The Last Week Tonight host argues that this reconciliation between the swimmer's image and attitude happened as America watched the events of the robbery allegations unfold. The unraveling of Lochte's image began when he alleged that he and three other U.S. swimmers had been robbed at gunpoint at a gas station in Rio. But after speaking with eye witnesses and reviewing security footage, Brazilian police concluded that Lochte had actually vandalized the gas station's bathroom, resulting in an alleged dispute between the swimmer and the gas station's security guard.
For days, Lochte continued to insist that he had been the victim of a robbery, even as his fellow swimmers had their passports seized while trying to fly out of Brazil (Lochte had already gone home by that point). It wasn't until Brazilian police reported their investigation's findings that Lochte finally offered what Oliver called a "bullsh*t apology."
His statement in part read: "I want to apologize for my behavior last weekend — for not being more careful and candid in how I described the events of that early morning and for my role in taking the focus away from the many athletes fulfilling their dreams of participating in the Olympics." Lochte later went on to say that he was "still drunk" at the time he gave his first account of the robbery.

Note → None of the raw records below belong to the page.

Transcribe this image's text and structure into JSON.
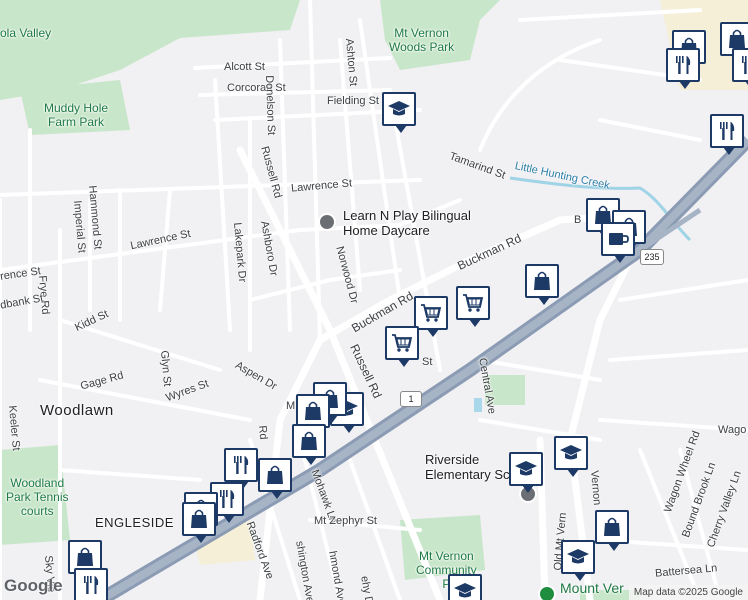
{
  "map": {
    "streets": {
      "alcott": "Alcott St",
      "corcoran": "Corcoran St",
      "donelson": "Donelson St",
      "ashton": "Ashton St",
      "fielding": "Fielding St",
      "tamarind": "Tamarind St",
      "lawrence_1": "Lawrence St",
      "lawrence_2": "Lawrence St",
      "lawrence_3": "rence St",
      "russell_upper": "Russell Rd",
      "russell_lower": "Russell Rd",
      "hammond": "Hammond St",
      "imperial": "Imperial St",
      "ashboro": "Ashboro Dr",
      "lakepark": "Lakepark Dr",
      "norwood": "Norwood Dr",
      "buckman_1": "Buckman Rd",
      "buckman_2": "Buckman Rd",
      "buckman_3": "B",
      "frye": "Frye Rd",
      "kidd": "Kidd St",
      "rdbank": "dbank St",
      "glyn": "Glyn St",
      "gage": "Gage Rd",
      "wyres": "Wyres St",
      "aspen": "Aspen Dr",
      "keeler": "Keeler St",
      "central": "Central Ave",
      "mohawk": "Mohawk Ln",
      "mt_zephyr": "Mt Zephyr St",
      "radford": "Radford Ave",
      "washington": "shington Ave",
      "richmond": "hmond Ave",
      "rd_short": "Rd",
      "sky_view": "Sky Vie",
      "old_mt_vernon": "Old Mt Vern",
      "vernon": "Vernon",
      "wagon_wheel": "Wagon Wheel Rd",
      "bound_brook": "Bound Brook Ln",
      "cherry_valley": "Cherry Valley Ln",
      "battersea": "Battersea Ln",
      "wago": "Wago",
      "st_short": "St",
      "m_short": "M",
      "ehy": "ehy Dr"
    },
    "parks": {
      "mt_vernon_woods": "Mt Vernon\nWoods Park",
      "muddy_hole": "Muddy Hole\nFarm Park",
      "pohick": "ola Valley",
      "woodland": "Woodland\nPark Tennis\ncourts",
      "mt_vernon_community": "Mt Vernon\nCommunity\nP"
    },
    "water": {
      "little_hunting": "Little Hunting Creek"
    },
    "places": {
      "learn_n_play": "Learn N Play Bilingual\nHome Daycare",
      "riverside": "Riverside\nElementary School",
      "mount_vernon": "Mount Ver"
    },
    "areas": {
      "woodlawn": "Woodlawn",
      "engleside": "ENGLESIDE"
    },
    "shields": {
      "us1": "1",
      "va235": "235"
    },
    "icons": [
      "school-icon",
      "restaurant-icon",
      "shopping-bag-icon",
      "shopping-cart-icon",
      "coffee-icon"
    ],
    "colors": {
      "marker_border": "#1d3a66",
      "park": "#c5e5c5",
      "highway": "#8f9fb5",
      "water": "#a8d8ea"
    }
  },
  "footer": {
    "logo": "Google",
    "attribution": "Map data ©2025 Google"
  }
}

But for Oliver, this timeline of events in what has become known as #LochteGate resulted in one clear outcome: America has to say goodbye to the Lochte it knew ("the purest form of the chemical element Bro") in exchange for the Lochte the 2016 Olympics showed us. As Oliver put it, the whole scandal "makes him a lot less fun now."
Legal consequences for Lochte (if there are any at all) have not been confirmed yet — so fear not, the swimmer could still make a comeback in Tokyo. But after this segment, it's unlikely that America will see him as they did pre-robbery allegations.